In a recently published meta-analysis including ten studies reporting on GTI in acutely dizzy patients, pooled estimated sensitivity reached 69.7% (43.3–87.9%) and specificity was at 83.7% (52.1–96.0%) when considering GTI ratings of two or three as indicative of a central cause [20]. When comparing the performance of ED physicians and neurologists, a low correlation (Spearman’s correlation r2 = 0.17) was reported in a single study [21]. The investigators did not speculate on the reason for this disparity, nor did they report details about how the disparities might have affected patients’ management. This makes it difficult to account for this finding.
Focusing on grade 3 GTI, another recent meta-analysis found a sensitivity of 35.8% (5.2–66.5%) and a specificity of 99.2% (97.8–100.0%), emphasizing that the presence of grade 3 GTI is highly suggestive of a central cause [11], whereas the absence of grade 3 GTI does not exclude presence of a central cause of AVS (missing 2/3 of all vertebrobasilar strokes with this cutoff value). Furthermore, in patients presenting with acute truncal ataxia without (spontaneous or gaze-evoked) nystagmus, HINTS may not be applicable. Considering the graded GTI rating instead may therefore be useful, as recently demonstrated by Carmona and colleagues [22].

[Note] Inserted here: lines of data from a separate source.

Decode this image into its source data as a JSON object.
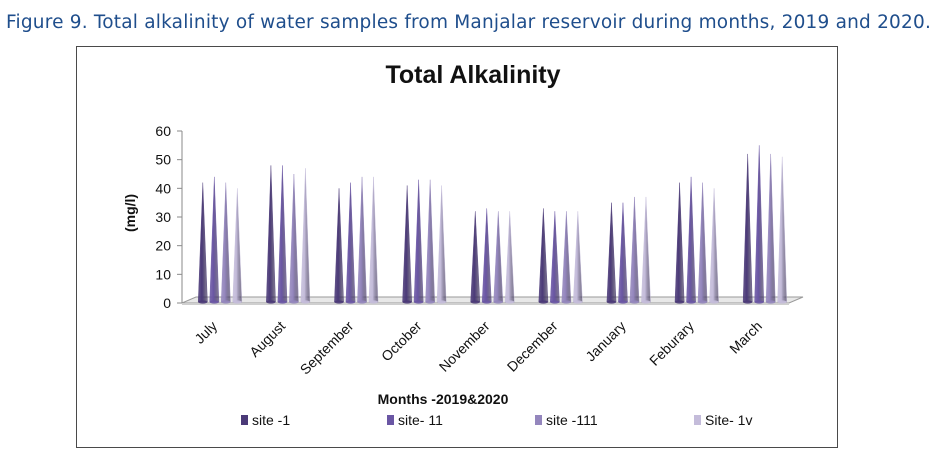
{
  "caption": {
    "label": "Figure 9.",
    "text": "Total alkalinity of water samples from Manjalar reservoir during months, 2019 and 2020."
  },
  "chart_data": {
    "type": "bar",
    "style": "3d-cone",
    "title": "Total Alkalinity",
    "xlabel": "Months -2019&2020",
    "ylabel": "(mg/l)",
    "ylim": [
      0,
      60
    ],
    "yticks": [
      "0",
      "10",
      "20",
      "30",
      "40",
      "50",
      "60"
    ],
    "grid": false,
    "legend_position": "bottom",
    "categories": [
      "July",
      "August",
      "September",
      "October",
      "November",
      "December",
      "January",
      "Feburary",
      "March"
    ],
    "series": [
      {
        "name": "site -1",
        "color": "#4b3a78",
        "values": [
          42,
          48,
          40,
          41,
          32,
          33,
          35,
          42,
          52
        ]
      },
      {
        "name": "site- 11",
        "color": "#6a56a4",
        "values": [
          44,
          48,
          42,
          43,
          33,
          32,
          35,
          44,
          55
        ]
      },
      {
        "name": "site -111",
        "color": "#9486bd",
        "values": [
          42,
          45,
          44,
          43,
          32,
          32,
          37,
          42,
          52
        ]
      },
      {
        "name": "Site- 1v",
        "color": "#c4bcda",
        "values": [
          40,
          47,
          44,
          41,
          32,
          32,
          37,
          40,
          51
        ]
      }
    ]
  }
}
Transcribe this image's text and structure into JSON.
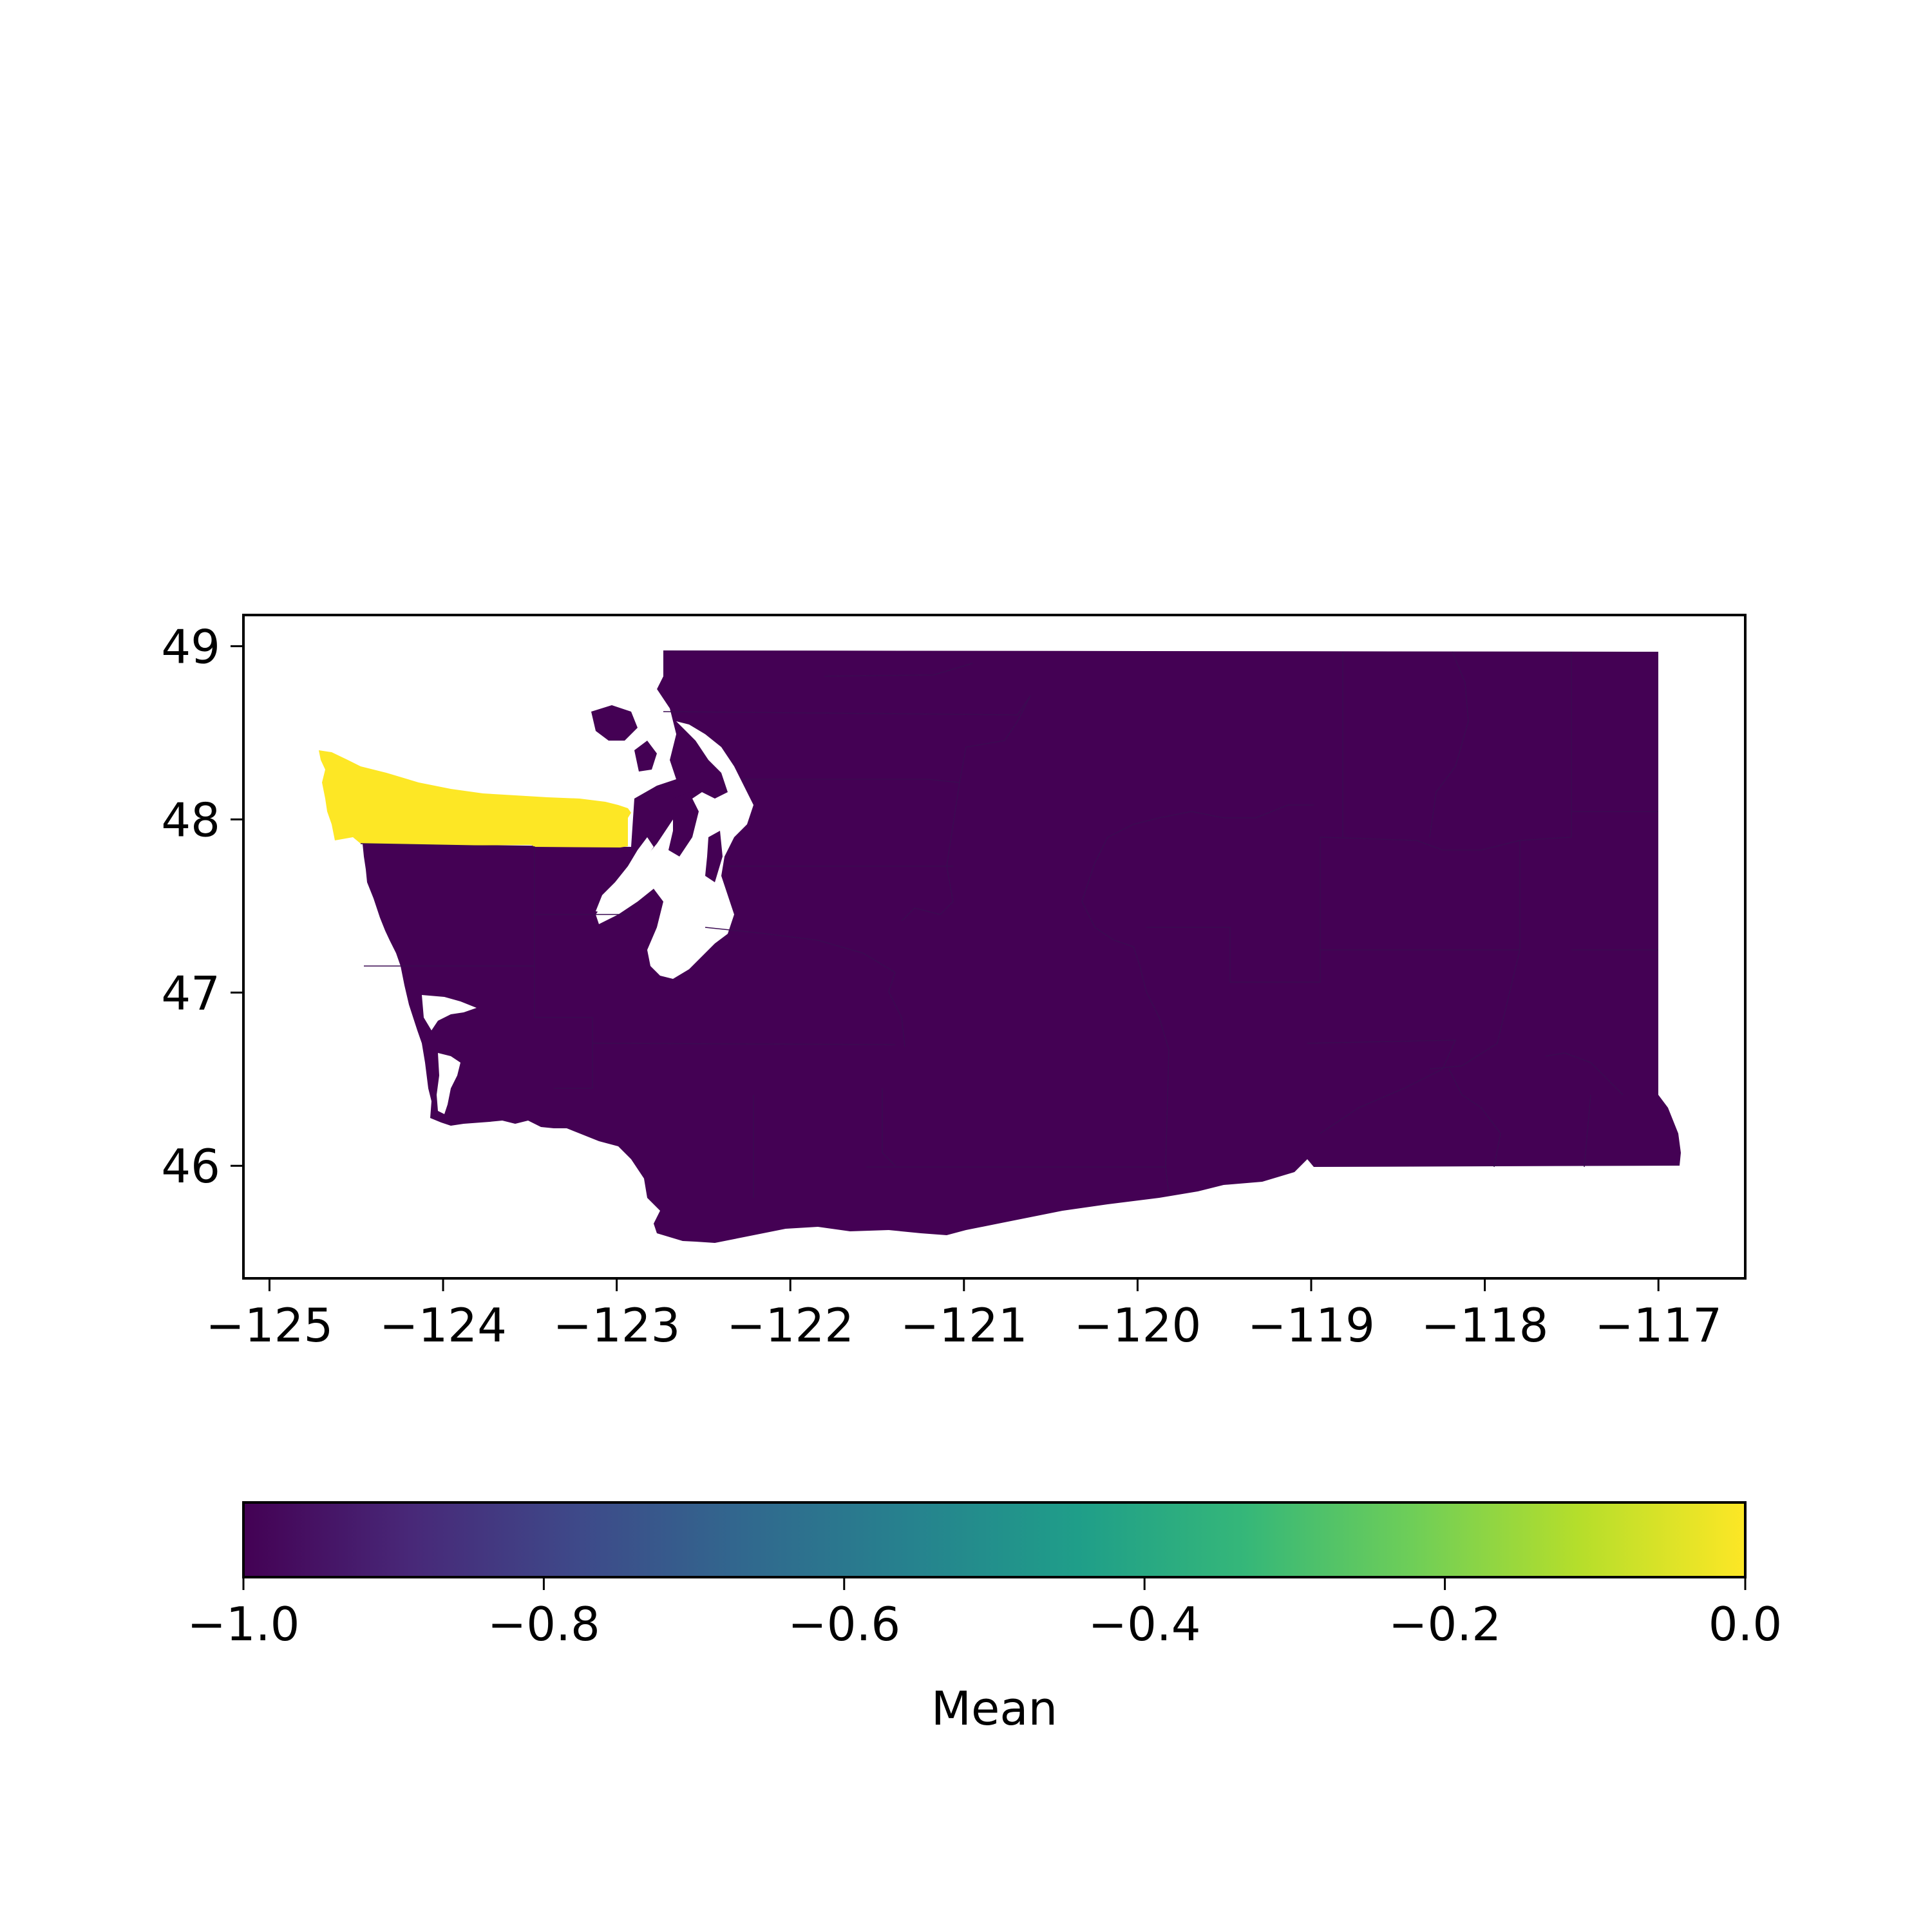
{
  "chart_data": {
    "type": "choropleth",
    "region": "Washington State counties",
    "xlim": [
      -125.15,
      -116.5
    ],
    "ylim": [
      45.35,
      49.18
    ],
    "x_ticks": [
      -125,
      -124,
      -123,
      -122,
      -121,
      -120,
      -119,
      -118,
      -117
    ],
    "x_tick_labels": [
      "−125",
      "−124",
      "−123",
      "−122",
      "−121",
      "−120",
      "−119",
      "−118",
      "−117"
    ],
    "y_ticks": [
      46,
      47,
      48,
      49
    ],
    "y_tick_labels": [
      "46",
      "47",
      "48",
      "49"
    ],
    "regions": [
      {
        "value": 0.0,
        "area": "Clallam County (Olympic Peninsula north coast)"
      },
      {
        "value": -1.0,
        "area": "all other counties"
      }
    ],
    "colorbar": {
      "label": "Mean",
      "range": [
        -1.0,
        0.0
      ],
      "colormap": "viridis",
      "ticks": [
        -1.0,
        -0.8,
        -0.6,
        -0.4,
        -0.2,
        0.0
      ],
      "tick_labels": [
        "−1.0",
        "−0.8",
        "−0.6",
        "−0.4",
        "−0.2",
        "0.0"
      ],
      "orientation": "horizontal",
      "placement": "bottom"
    },
    "colors": {
      "low": "#440154",
      "high": "#fde725",
      "stops": [
        "#440154",
        "#482878",
        "#3e4989",
        "#31688e",
        "#26828e",
        "#1f9e89",
        "#35b779",
        "#6ece58",
        "#b5de2b",
        "#fde725"
      ]
    }
  }
}
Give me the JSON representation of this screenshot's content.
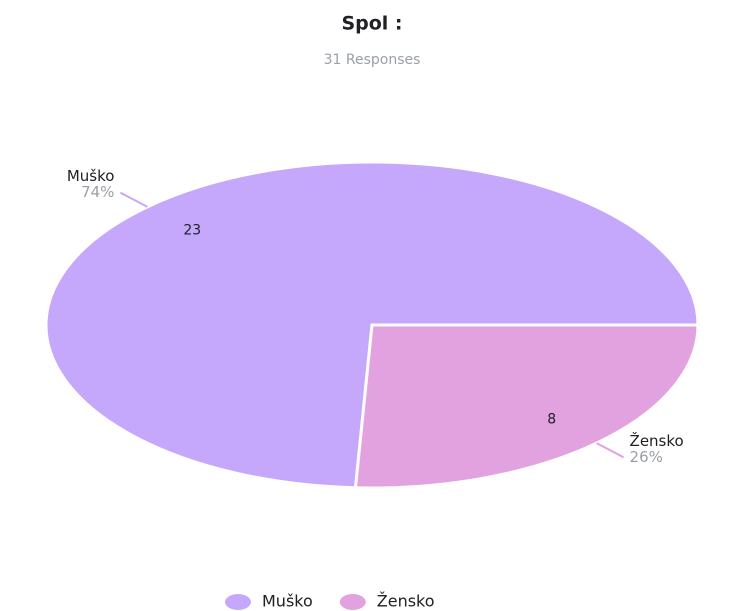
{
  "chart_data": {
    "type": "pie",
    "title": "Spol :",
    "subtitle": "31 Responses",
    "categories": [
      "Muško",
      "Žensko"
    ],
    "values": [
      23,
      8
    ],
    "percentages": [
      74,
      26
    ],
    "percentage_labels": [
      "74%",
      "26%"
    ],
    "colors": [
      "#c5a8fb",
      "#e2a2e0"
    ],
    "legend": "bottom"
  }
}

Importantly, several limiting factors in GTI analysis need to be considered. First, the timing of GTI testing varied among studies. Whereas some studies applied truncal instability testing early in the clinical examination, others performed testing only after having the patient rest for at least 5–10 min. Secondly, severe nausea or motion intolerance may prevent adequate testing for grades 2 and 3 GTI [23]. However, assessing the ability to sit up on the stretcher without holding on to the guard rails can be considered a proxy for the GTI assessment, allowing detection of those patients with severe (i.e., grade 3) gait and truncal instability who are very likely to have a central cause of their AVS.